When my husband and I decided to have children, never did it cross my mind that they would have hearing loss. My husband had hearing loss, but it had never been linked to anything so I figured it fell into the “unknown” category. Our first child was born and passed his newborn hearing screening. Naturally as an Audiologist, I was thrilled. Our next pregnancy ended in miscarriage and subsequent genetic counseling. Counseling revealed my husband had a syndrome that had hearing loss as a possible side effect, along with several other potential defects. There was a 50/50 chance, with every pregnancy, that the syndrome would be passed on. When we became pregnant again, we were monitored very closely. Everything was going smoothly and we even a 3D ultrasound towards the end of the pregnancy. My physician took a wonderful photo, front on, of his sweet, round little head. Delivery day arrived and to my surprise, my little boy was born, in effect, with no ears. I was devastated. I knew in my “audiology mind” that everything would work out, but in my post-partum “mom mind” I couldn’t believe it and cried. How could this happen to me?!? Audiologist don’t have hearing impaired kids!

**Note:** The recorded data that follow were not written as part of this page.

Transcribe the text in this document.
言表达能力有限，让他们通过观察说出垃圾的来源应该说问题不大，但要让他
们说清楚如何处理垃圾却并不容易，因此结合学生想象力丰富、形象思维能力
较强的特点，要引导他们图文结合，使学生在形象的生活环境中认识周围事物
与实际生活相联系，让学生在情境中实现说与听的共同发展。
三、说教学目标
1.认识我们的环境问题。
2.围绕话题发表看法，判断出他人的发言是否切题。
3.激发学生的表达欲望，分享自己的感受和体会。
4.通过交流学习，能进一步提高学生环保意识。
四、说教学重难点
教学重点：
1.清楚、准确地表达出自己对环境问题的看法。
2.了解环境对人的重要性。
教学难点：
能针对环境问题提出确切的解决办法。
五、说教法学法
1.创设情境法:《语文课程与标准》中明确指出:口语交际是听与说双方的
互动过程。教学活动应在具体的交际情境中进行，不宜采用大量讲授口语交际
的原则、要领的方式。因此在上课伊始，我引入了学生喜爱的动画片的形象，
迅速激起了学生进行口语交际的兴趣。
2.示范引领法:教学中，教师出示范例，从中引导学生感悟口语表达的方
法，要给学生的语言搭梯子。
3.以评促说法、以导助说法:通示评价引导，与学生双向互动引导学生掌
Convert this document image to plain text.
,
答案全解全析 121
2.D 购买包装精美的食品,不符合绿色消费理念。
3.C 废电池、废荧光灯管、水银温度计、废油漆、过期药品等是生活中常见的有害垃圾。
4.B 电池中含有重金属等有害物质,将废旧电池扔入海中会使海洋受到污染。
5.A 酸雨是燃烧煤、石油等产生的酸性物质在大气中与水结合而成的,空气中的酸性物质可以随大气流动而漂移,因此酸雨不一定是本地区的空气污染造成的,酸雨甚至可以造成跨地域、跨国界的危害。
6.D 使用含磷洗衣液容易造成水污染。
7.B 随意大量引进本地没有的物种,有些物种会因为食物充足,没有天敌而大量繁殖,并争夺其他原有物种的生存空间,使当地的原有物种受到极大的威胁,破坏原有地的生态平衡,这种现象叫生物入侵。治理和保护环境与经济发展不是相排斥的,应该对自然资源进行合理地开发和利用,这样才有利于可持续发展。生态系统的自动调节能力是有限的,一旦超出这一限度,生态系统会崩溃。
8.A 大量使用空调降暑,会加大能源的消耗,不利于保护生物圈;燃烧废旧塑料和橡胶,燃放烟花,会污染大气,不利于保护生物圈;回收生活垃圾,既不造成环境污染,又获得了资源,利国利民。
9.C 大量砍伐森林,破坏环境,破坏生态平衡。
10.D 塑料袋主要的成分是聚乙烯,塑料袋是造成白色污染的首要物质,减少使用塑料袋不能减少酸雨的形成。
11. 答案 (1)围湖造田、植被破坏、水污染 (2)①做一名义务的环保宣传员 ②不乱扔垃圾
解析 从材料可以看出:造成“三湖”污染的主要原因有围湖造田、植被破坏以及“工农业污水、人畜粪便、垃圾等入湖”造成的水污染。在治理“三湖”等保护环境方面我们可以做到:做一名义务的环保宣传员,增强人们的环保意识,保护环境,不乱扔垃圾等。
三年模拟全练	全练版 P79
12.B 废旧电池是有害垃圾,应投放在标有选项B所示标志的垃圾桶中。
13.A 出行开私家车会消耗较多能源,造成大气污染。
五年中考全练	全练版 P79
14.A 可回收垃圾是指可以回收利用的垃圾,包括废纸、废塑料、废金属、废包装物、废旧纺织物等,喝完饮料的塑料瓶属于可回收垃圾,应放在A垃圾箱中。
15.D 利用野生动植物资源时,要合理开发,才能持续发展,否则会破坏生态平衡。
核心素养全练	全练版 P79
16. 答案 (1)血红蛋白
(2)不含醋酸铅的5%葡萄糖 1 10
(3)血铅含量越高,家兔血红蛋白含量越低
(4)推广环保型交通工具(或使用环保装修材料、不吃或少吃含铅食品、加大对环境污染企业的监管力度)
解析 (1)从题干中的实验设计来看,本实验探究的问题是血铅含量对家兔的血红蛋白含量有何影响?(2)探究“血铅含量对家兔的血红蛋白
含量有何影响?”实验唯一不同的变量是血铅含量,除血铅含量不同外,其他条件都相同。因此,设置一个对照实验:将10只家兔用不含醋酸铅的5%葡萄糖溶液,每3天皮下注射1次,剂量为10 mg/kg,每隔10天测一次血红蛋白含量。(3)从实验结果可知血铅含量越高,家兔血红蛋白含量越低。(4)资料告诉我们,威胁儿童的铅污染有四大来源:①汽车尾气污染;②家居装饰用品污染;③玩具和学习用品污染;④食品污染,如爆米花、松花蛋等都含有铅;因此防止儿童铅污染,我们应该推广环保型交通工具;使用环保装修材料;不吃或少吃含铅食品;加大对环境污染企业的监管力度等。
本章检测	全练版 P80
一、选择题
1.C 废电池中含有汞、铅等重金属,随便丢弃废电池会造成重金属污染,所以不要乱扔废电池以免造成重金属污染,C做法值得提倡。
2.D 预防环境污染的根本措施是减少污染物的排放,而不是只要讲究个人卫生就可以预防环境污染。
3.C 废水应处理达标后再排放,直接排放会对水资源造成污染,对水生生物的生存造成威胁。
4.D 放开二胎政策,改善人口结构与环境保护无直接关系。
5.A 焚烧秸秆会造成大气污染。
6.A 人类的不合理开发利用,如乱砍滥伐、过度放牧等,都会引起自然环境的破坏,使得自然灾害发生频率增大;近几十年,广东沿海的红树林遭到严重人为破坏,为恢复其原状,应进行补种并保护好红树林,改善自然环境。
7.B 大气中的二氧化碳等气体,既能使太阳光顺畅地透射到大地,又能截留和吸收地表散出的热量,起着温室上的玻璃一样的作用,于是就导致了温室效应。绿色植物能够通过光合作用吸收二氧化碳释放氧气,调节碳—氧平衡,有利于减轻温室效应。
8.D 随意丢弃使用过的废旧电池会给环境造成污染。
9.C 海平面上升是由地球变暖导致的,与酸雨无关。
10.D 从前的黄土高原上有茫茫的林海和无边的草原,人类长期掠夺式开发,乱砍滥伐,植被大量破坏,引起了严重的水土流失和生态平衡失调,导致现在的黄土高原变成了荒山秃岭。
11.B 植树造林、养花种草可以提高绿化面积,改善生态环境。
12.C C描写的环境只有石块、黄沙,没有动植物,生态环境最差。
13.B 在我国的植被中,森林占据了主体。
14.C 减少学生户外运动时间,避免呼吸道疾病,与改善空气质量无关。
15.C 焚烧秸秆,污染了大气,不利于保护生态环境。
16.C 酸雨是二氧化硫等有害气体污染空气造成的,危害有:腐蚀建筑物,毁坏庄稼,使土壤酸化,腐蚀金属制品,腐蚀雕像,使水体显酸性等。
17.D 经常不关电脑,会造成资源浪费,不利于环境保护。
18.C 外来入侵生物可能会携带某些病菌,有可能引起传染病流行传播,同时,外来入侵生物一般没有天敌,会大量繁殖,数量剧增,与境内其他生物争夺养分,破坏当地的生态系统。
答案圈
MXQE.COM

Thankfully and quickly, audiologist mode kicked in. I tested my older child and he presented with a mild hearing loss in both ears. Both boys were fit with hearing aids, the older child traditional Behind-the-Ear Hearing aids and the younger with a bone conduction hearing aid.

Here we are, almost six years later and both boys are doing well. The younger child has required speech-language therapy, but progressing nicely. This past year he was implanted with his Bone Anchored Hearing Aid. He loves it!

I have been asked many, many times over the past six years, if I became an audiologist because of my kids. As you can see, no, it was coincidence; even an audiologist can have hearing impaired kids. Absolutely, some things have been easier because of my background (knowing who to contact and which hearing aids and FM systems are available); but not everything. I still grieved. Perseverance, patience, love and being proactive for your child are the keys to an optimal outcome.